If you're looking for belts for smaller devices like personal stereos or memo recorders you could do worse than to buy an assorted handful of belts, also found on eBay and the like. These sets will contain various sizes, shapes and thicknesses, and there'll usually be one or two in there that fit your device. These sets are very cheap and handy to have lying around.
Putting the belts in can be fiddly, sometimes to the point of having to dissemble half the machine. There's no way around it, though. Try to find service manuals or tutorials on how to do it for your device. HiFi Engine is a good place to start looking (you can see if they have yours, but you'll need to register a free account if you want to download any manuals).
I'm aware that the picture isn't great, but I cannot be bothered to open up the deck for a picture as it's rather a hassle. I'll get to it, I promise.
Get out your contact spray (the kind that leaves no residue) and, whilst depressing the play and record buttons now and then, get that good stuff all up in there. If you're in luck, this will restore contact and your deck will play properly again.
If not, here's a simple test to see whether the issue is somewhere in the circuitry or a matter of the tape head: find the wires that come straight from the head and desolder them from the board where they attach. Switch them (the left wire soldered onto the right terminal, the right wire onto the left.) If the sound issue remains the same, there's a problem with the circuitry. If the imbalance is now switched left-to-right, it's the tape head. Don't forget to switch the wires back!

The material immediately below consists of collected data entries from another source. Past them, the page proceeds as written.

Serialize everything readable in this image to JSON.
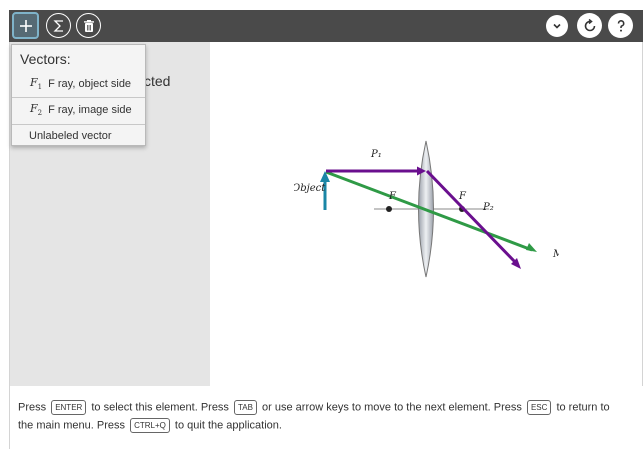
{
  "toolbar": {
    "buttons": [
      {
        "name": "add-button",
        "icon": "plus-icon"
      },
      {
        "name": "sum-button",
        "icon": "sigma-icon"
      },
      {
        "name": "delete-button",
        "icon": "trash-icon"
      },
      {
        "name": "dropdown-button",
        "icon": "chevron-down-icon"
      },
      {
        "name": "refresh-button",
        "icon": "refresh-icon"
      },
      {
        "name": "help-button",
        "icon": "question-icon"
      }
    ],
    "background": "#4a4a4a"
  },
  "sidebar": {
    "behind_text": "cted"
  },
  "menu": {
    "title": "Vectors:",
    "items": [
      {
        "symbol": "F",
        "subscript": "1",
        "label": "F ray, object side"
      },
      {
        "symbol": "F",
        "subscript": "2",
        "label": "F ray, image side"
      },
      {
        "symbol": "",
        "subscript": "",
        "label": "Unlabeled vector"
      }
    ]
  },
  "figure": {
    "labels": {
      "object": "Object",
      "p1": "P₁",
      "p2": "P₂",
      "f_left": "F",
      "f_right": "F",
      "m": "M"
    },
    "colors": {
      "purple": "#6a0f8e",
      "green": "#2f9a46",
      "blue": "#1a86a6",
      "lens": "#c9ccd3"
    }
  },
  "status": {
    "line1": {
      "t1": "Press",
      "k1": "ENTER",
      "t2": "to select this element. Press",
      "k2": "TAB",
      "t3": "or use arrow keys to move to the next element. Press",
      "k3": "ESC",
      "t4": "to return to"
    },
    "line2": {
      "t1": "the main menu. Press",
      "k1": "CTRL+Q",
      "t2": "to quit the application."
    }
  }
}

You may or may not be able to fix this. In older and more high quality devices, which were built to be serviced, you'll usually be able to take off the cassette bay door to access a screw that adjusts the positioning of the head:
The tape head is pointing up in this picture. The red arrow indicates the screw that is turned to adjust the head alignment. The yellow arrow indicates the record head, which can also be adjusted if necessary with the two screws on either side.

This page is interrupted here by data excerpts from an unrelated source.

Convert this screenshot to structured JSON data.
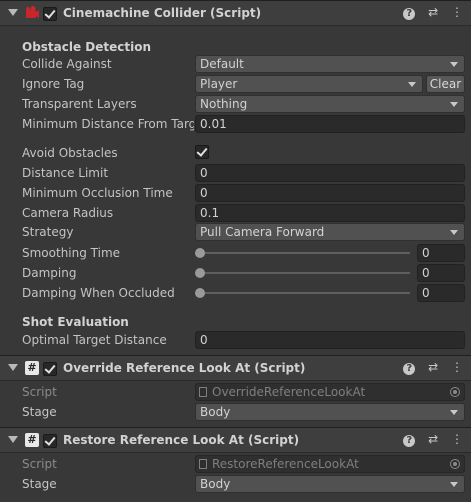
{
  "collider": {
    "title": "Cinemachine Collider (Script)",
    "enabled": true,
    "section_obstacle": "Obstacle Detection",
    "collide_against_label": "Collide Against",
    "collide_against_value": "Default",
    "ignore_tag_label": "Ignore Tag",
    "ignore_tag_value": "Player",
    "clear_label": "Clear",
    "transparent_layers_label": "Transparent Layers",
    "transparent_layers_value": "Nothing",
    "min_distance_label": "Minimum Distance From Targe",
    "min_distance_value": "0.01",
    "avoid_obstacles_label": "Avoid Obstacles",
    "avoid_obstacles_checked": true,
    "distance_limit_label": "Distance Limit",
    "distance_limit_value": "0",
    "min_occlusion_label": "Minimum Occlusion Time",
    "min_occlusion_value": "0",
    "camera_radius_label": "Camera Radius",
    "camera_radius_value": "0.1",
    "strategy_label": "Strategy",
    "strategy_value": "Pull Camera Forward",
    "smoothing_label": "Smoothing Time",
    "smoothing_value": "0",
    "damping_label": "Damping",
    "damping_value": "0",
    "damping_occluded_label": "Damping When Occluded",
    "damping_occluded_value": "0",
    "section_shot": "Shot Evaluation",
    "optimal_distance_label": "Optimal Target Distance",
    "optimal_distance_value": "0"
  },
  "override": {
    "title": "Override Reference Look At (Script)",
    "enabled": true,
    "script_label": "Script",
    "script_value": "OverrideReferenceLookAt",
    "stage_label": "Stage",
    "stage_value": "Body"
  },
  "restore": {
    "title": "Restore Reference Look At (Script)",
    "enabled": true,
    "script_label": "Script",
    "script_value": "RestoreReferenceLookAt",
    "stage_label": "Stage",
    "stage_value": "Body"
  },
  "header_icons": [
    "help-icon",
    "presets-icon",
    "kebab-menu-icon"
  ],
  "header_glyphs": {
    "help": "?",
    "presets": "⇄",
    "menu": "⋮",
    "script": "#"
  },
  "colors": {
    "background": "#383838",
    "header": "#3e3e3e",
    "field": "#2a2a2a",
    "dropdown": "#515151"
  }
}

The process is simple; sit in front of the device with your headphones on, play a (properly balanced) tape and adjust the head until the audio is just right. Top tip: afterward, take a picture of the screw. The balance has shifted before, and it may again slowly slide, so this way you'll be able to see if it's caused by the screw turning. I've not had any such trouble, however.
If there is no way to adjust the head position, there isn't much you can do aside from actually modifying the device (by bending things, for instance) or the positioning of the cassette in the bay. You can screw around with spacers and bits of cardboard, but really, perhaps your machine is just a write-off at that point.
Fixing a cracked, gooey, sticky or otherwise broken pinch roller is no mean feat. First things first: if your pinch roller is still in working order, measure it. Find out exactly how thick and long it is so that if it should ever crap out, you'll know what to look for or work towards.
A sticky pinch roller is often an omen of what is to come, but the stickiness can usually be wiped off with a bit of cloth or some printer paper. This will technically make the roller a bit skinnier, slowing down your tape, but when we're talking fractions of millimetres, I think you'll be okay.
A gooey or cracked pinch roller needs to be replaced. You could conceivably build one out of electrical tape or restore the surface by sanding it down and adding a layer of liquid latex (very difficult to get flat and even, which is important).
But your best chance of good operation is getting a new pinch roller. Pinch rollers, alas, do not come in standard sizes, so you'll have to look for one that is made specially for your device... it's hard, I'm sorry. If you know exactly the size you need, you'll be able to do better, but still, you'll cry yourself to sleep.